There are many words that would describe Isabel Allende’s new book, but the best is “masterpiece.” Allende has reached such heights with her internationally acclaimed fiction that it seems odd to say that she’s taken her writing to a new level. But The Japanese Lover is simply that good. The main character is Alma, who, as a young girl in a Polish-Jewish family, was sent in 1939 to live with wealthy relatives in San Francisco. The story, which is rich in history and insight, moves forward to the point where Alma enters an assisted-living facility in her old age. Along the way, we get a new feel for San Francisco during and after World War II. Throughout, Alma maintains a lasting and mysterious affection for Ichimei, the son of the family’s Japanese gardener, who was sent off to a relocation camp with his family during the war.
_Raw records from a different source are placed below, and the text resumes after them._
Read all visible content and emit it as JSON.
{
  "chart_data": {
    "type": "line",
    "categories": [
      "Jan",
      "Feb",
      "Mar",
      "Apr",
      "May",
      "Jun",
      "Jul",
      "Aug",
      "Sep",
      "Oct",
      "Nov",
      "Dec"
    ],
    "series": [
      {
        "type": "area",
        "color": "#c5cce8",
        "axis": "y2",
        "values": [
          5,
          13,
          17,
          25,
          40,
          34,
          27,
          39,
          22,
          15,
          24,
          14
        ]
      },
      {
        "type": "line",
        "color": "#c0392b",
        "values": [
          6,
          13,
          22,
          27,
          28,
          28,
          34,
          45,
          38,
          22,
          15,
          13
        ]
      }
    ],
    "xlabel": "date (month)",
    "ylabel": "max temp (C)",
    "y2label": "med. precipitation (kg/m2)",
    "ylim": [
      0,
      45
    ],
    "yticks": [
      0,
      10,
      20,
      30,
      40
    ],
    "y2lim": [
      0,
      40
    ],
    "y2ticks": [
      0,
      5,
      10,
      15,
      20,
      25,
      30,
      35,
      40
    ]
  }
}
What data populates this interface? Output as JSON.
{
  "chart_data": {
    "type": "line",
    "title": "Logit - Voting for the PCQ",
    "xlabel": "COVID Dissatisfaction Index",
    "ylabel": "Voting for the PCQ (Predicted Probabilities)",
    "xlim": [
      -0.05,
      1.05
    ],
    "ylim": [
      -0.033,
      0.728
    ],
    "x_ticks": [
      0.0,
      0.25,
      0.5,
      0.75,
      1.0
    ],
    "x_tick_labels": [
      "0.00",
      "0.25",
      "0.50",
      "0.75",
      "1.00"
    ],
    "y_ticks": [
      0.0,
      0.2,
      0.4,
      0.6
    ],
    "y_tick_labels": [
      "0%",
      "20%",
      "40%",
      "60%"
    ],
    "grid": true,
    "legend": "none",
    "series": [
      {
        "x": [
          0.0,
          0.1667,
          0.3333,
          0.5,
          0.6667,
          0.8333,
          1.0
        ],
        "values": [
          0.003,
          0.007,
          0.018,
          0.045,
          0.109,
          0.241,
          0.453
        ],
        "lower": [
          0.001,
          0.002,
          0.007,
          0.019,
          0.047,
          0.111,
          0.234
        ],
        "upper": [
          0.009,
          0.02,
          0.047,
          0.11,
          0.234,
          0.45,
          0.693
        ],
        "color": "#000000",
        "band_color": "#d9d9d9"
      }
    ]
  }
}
This haunting story will stay with you long after you finish reading. Some autographed first editions available.
It’s 1937, and a school teacher with no prior knowledge of swimming instruction is training the kids of sugar plantation workers to become world-class swimmers and compete in the Olympics. They begin to win national competitions in the U.S., and the pathway is open. Then the world intervenes. The 1940 Olympic Games scheduled for Tokyo are cancelled, as are the 1944 games after that. Julie Checkoway tells the story of these would-be Olympians with style, insight and compassion. Some autographed first editions available.
I often wonder how Simon Winchester has learned so much stuff. Not only that, but how can he write about it in a way that keeps you on the edge of your seat? He’s gone from dictionaries (The Professor and the Madman) to maps (The Map That Changed the World) to volcanoes (Krakatoa) to just about everything in between. The subject of his latest, Pacific, is so broad and engaging, that the subtitle hardly fits on the page. With his usual boldness, however, Winshester has drawn together the history of that vast ocean and matched it against the huge cultural, demographic, and ecological forces at work. Some autographed first editions available.